Data and code for paper "ODSum: New Benchmarks for Open Domain Multi-Document Summarization"

Primary LanguagePythonMIT LicenseMIT



ODSum introduces a benchmark for the task of Open Domain Multi-Document Summarization.


The ODSum dataset is designed to evaluate the performance of modern summarization models in multi-document contexts spanning an open domain.

Data Processing

To process the data and convert it into formats compatible with various summarization models, refer to data_process.ipynb

Dataset Structure


You can access the raw documents and queries paired with summaries in the data/story/raw folder. The data/story/oracle folder associates these queries with their respective 'ground truth' articles.

For the retrieval part, three distinct strategies are provided:

  • Sparse Retrieval (data/story/sparse)
  • Dense Retrieval (data/story/dense)
  • LLM-Embedding Retrieval (data/story/LLM-embedding)

Each of these retrieval folders contains three sub-versions:

  • min: Contains the least number of retrieved documents based on relevancy.
  • mean: An average number of retrieved documents.
  • max: Contains the maximum number of documents deemed relevant by the retriever.

Files in each folder:

  • Raw Data:
    • documents: Contains the stories or documents.
    • queries: Paired queries with four human-written summaries. There is no clear relationship between the query and the story in this raw form.
  • Oracle Data:
    • Maps each query to its corresponding 'ground truth' articles.
  • Retrieval Data (Applies to sparse, dense, and LLM-embedding):
    • min: Data with the minimum number of retrieved documents.
    • mean: Data with an average number of retrieved documents.
    • max: Data with the maximum number of retrieved documents based on their relevancy.

Note: The retrievers rank the documents based on their relevancy to the query, and they select the most relevant few. The number of retrieved documents is variable, depending on the retrieval strategy and the version (min, mean, max).

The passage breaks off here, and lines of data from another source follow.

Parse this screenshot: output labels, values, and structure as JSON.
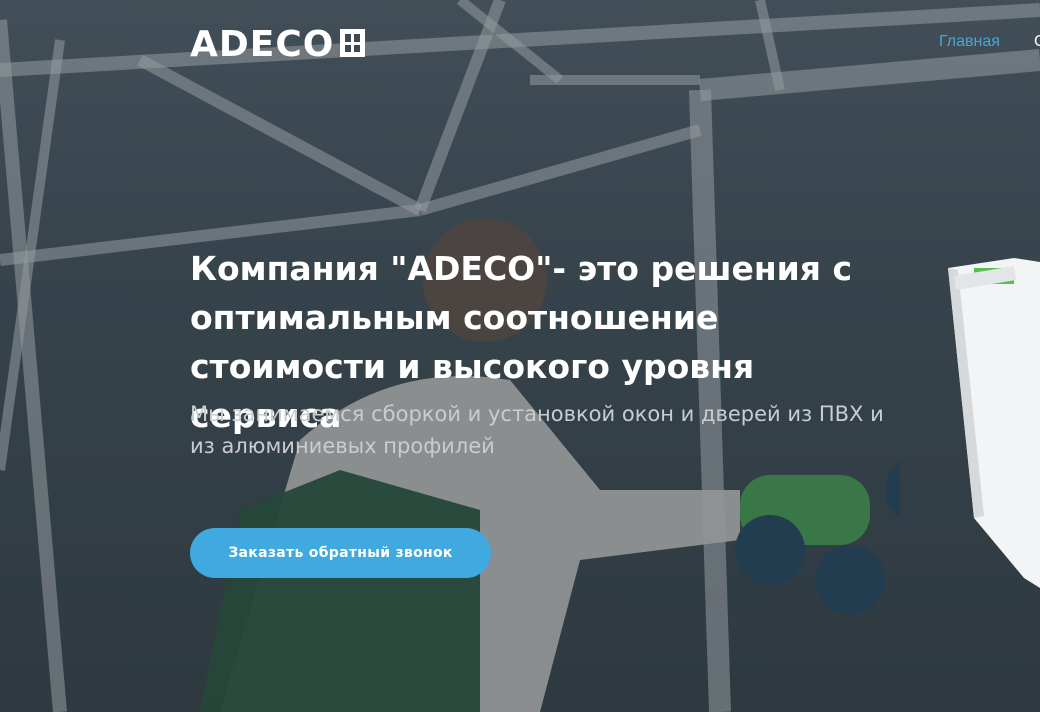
{
  "header": {
    "logo_text": "ADECO",
    "nav": {
      "home_label": "Главная",
      "next_label_partial": "С"
    }
  },
  "hero": {
    "headline": "Компания \"ADECO\"- это решения с оптимальным соотношение стоимости и высокого уровня сервиса",
    "subtext": "Мы занимаемся сборкой и установкой окон и дверей из ПВХ и из алюминиевых профилей",
    "cta_label": "Заказать обратный звонок"
  },
  "colors": {
    "accent": "#3fa9e0",
    "nav_link": "#47a6d9",
    "headline": "#ffffff",
    "subtext": "#c8cdd1"
  },
  "icons": [
    "window-profile-image",
    "worker-photo"
  ]
}
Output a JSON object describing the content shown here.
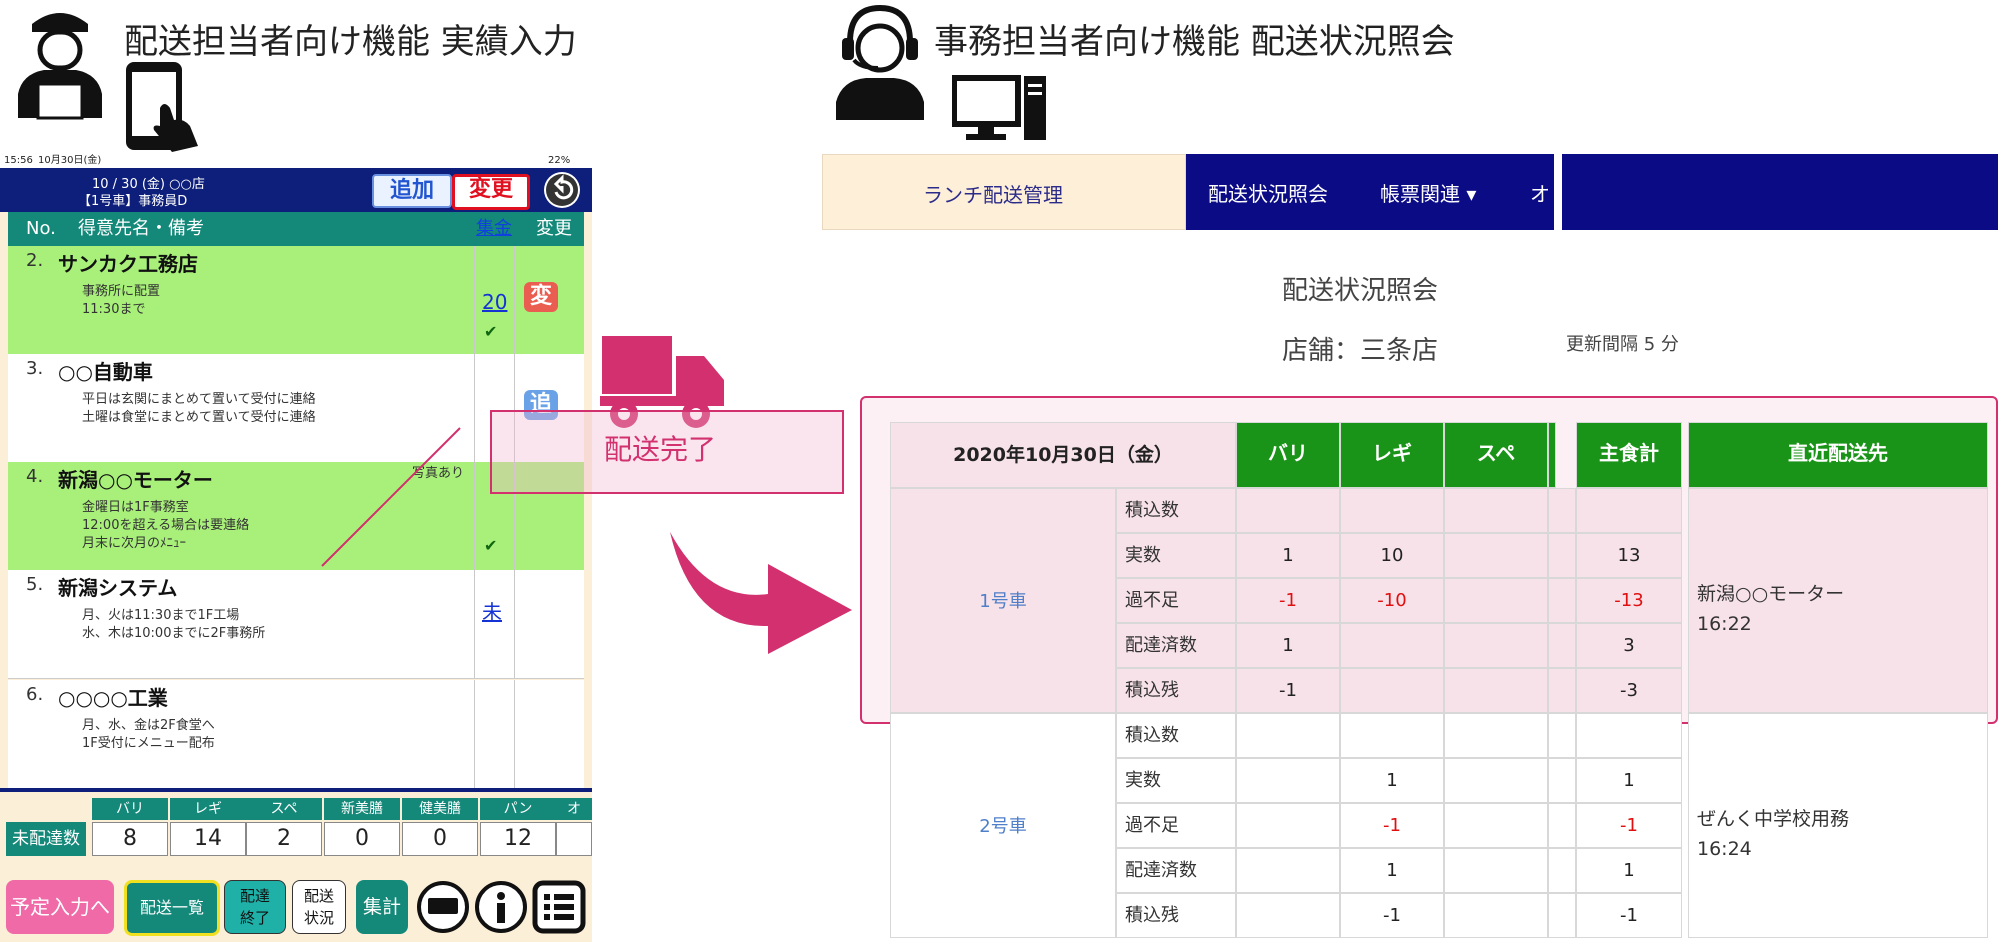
{
  "left_header": {
    "title": "配送担当者向け機能 実績入力"
  },
  "right_header": {
    "title": "事務担当者向け機能 配送状況照会"
  },
  "tablet": {
    "status": {
      "time": "15:56",
      "date": "10月30日(金)",
      "battery": "22%"
    },
    "header": {
      "line1": "10 / 30 (金) ○○店",
      "line2": "【1号車】事務員D",
      "add": "追加",
      "change": "変更"
    },
    "columns": {
      "no": "No.",
      "name": "得意先名・備考",
      "collect": "集金",
      "change": "変更"
    },
    "rows": [
      {
        "no": "2.",
        "name": "サンカク工務店",
        "notes": [
          "事務所に配置",
          "11:30まで"
        ],
        "amount": "20",
        "badge": "変"
      },
      {
        "no": "3.",
        "name": "○○自動車",
        "notes": [
          "平日は玄関にまとめて置いて受付に連絡",
          "土曜は食堂にまとめて置いて受付に連絡"
        ],
        "badge": "追"
      },
      {
        "no": "4.",
        "name": "新潟○○モーター",
        "notes": [
          "金曜日は1F事務室",
          "12:00を超える場合は要連絡",
          "月末に次月のﾒﾆｭｰ"
        ],
        "photo": "写真あり"
      },
      {
        "no": "5.",
        "name": "新潟システム",
        "notes": [
          "月、火は11:30まで1F工場",
          "水、木は10:00までに2F事務所"
        ],
        "amount": "未"
      },
      {
        "no": "6.",
        "name": "○○○○工業",
        "notes": [
          "月、水、金は2F食堂へ",
          "1F受付にメニュー配布"
        ]
      }
    ],
    "summary": {
      "label": "未配達数",
      "headers": [
        "バリ",
        "レギ",
        "スペ",
        "新美膳",
        "健美膳",
        "パン",
        "オ"
      ],
      "values": [
        "8",
        "14",
        "2",
        "0",
        "0",
        "12"
      ]
    },
    "buttons": {
      "plan": "予定入力へ",
      "list": "配送一覧",
      "end_1": "配達",
      "end_2": "終了",
      "status_1": "配送",
      "status_2": "状況",
      "total": "集計"
    }
  },
  "overlay": {
    "label": "配送完了"
  },
  "web": {
    "brand": "ランチ配送管理",
    "nav": [
      "配送状況照会",
      "帳票関連 ▾",
      "オ"
    ],
    "page_title": "配送状況照会",
    "store": "店舗：三条店",
    "refresh": "更新間隔 5 分",
    "table": {
      "date": "2020年10月30日（金）",
      "columns": [
        "バリ",
        "レギ",
        "スペ",
        "主食計",
        "直近配送先"
      ],
      "row_labels": [
        "積込数",
        "実数",
        "過不足",
        "配達済数",
        "積込残"
      ],
      "vehicles": [
        {
          "name": "1号車",
          "rows": [
            [
              "",
              "",
              "",
              ""
            ],
            [
              "1",
              "10",
              "",
              "13"
            ],
            [
              "-1",
              "-10",
              "",
              "-13"
            ],
            [
              "1",
              "",
              "",
              "3"
            ],
            [
              "-1",
              "",
              "",
              "-3"
            ]
          ],
          "latest": "新潟○○モーター",
          "latest_time": "16:22"
        },
        {
          "name": "2号車",
          "rows": [
            [
              "",
              "",
              "",
              ""
            ],
            [
              "",
              "1",
              "",
              "1"
            ],
            [
              "",
              "-1",
              "",
              "-1"
            ],
            [
              "",
              "1",
              "",
              "1"
            ],
            [
              "",
              "-1",
              "",
              "-1"
            ]
          ],
          "latest": "ぜんく中学校用務",
          "latest_time": "16:24"
        }
      ]
    }
  },
  "colors": {
    "navy": "#0d1f7a",
    "teal": "#14897a",
    "green": "#1a9418",
    "pink": "#d2306e",
    "row_green": "#a8f07a"
  }
}
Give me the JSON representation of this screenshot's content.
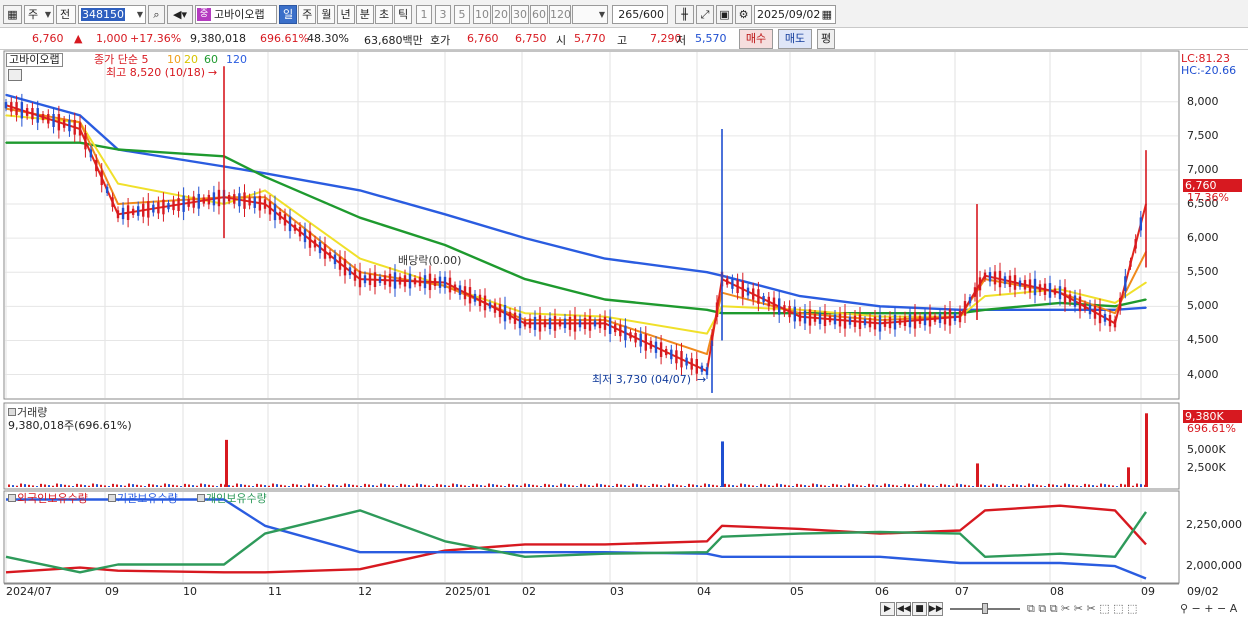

BART Description: A sequence-to-sequence Transformer pre-trained using both a sentence permutation and text infilling objective. Checkpoint & Training: Used the BART-Large variant fine-tuned on the CNN/DailyMail dataset. It's further fine-tuned on ODSum with AdamW optimizer, utilizing a unique input format that merges queries and documents. Limitation: Due to a restricted context length of 1024 tokens, BART serves as a baseline model. PRIMERA Description: Designed explicitly for multi-document summarization, PRIMERA simplifies the processing of concatenated documents using efficient encoder-decoder transformers. Implementation: Fine-tuned on each ODSum setting. With a max input length of 4K tokens, documents are truncated to fit within this constraint. GPT Description: A well-known language model from OpenAI with proven efficacy in text summarization. Variants & Training: Employed both gpt-3.5-16k-turbo-0613 and gpt-4-0613 versions. Special prompts were crafted to guide GPT in summarization, emphasizing the placement of queries at articles' ends for better output.

Limitation: Stories and meetings had to be truncated to match GPT's max token limit. Llama-2 Description: An expansive series of auto-regressive text models renowned for capabilities from logical reasoning to text generation.

Checkpoint: Utilized the Llama-2-70b-Chat variant, which is particularly optimized for dialog contexts. For efficiency during inference, 4-bit NF4 quantization is employed.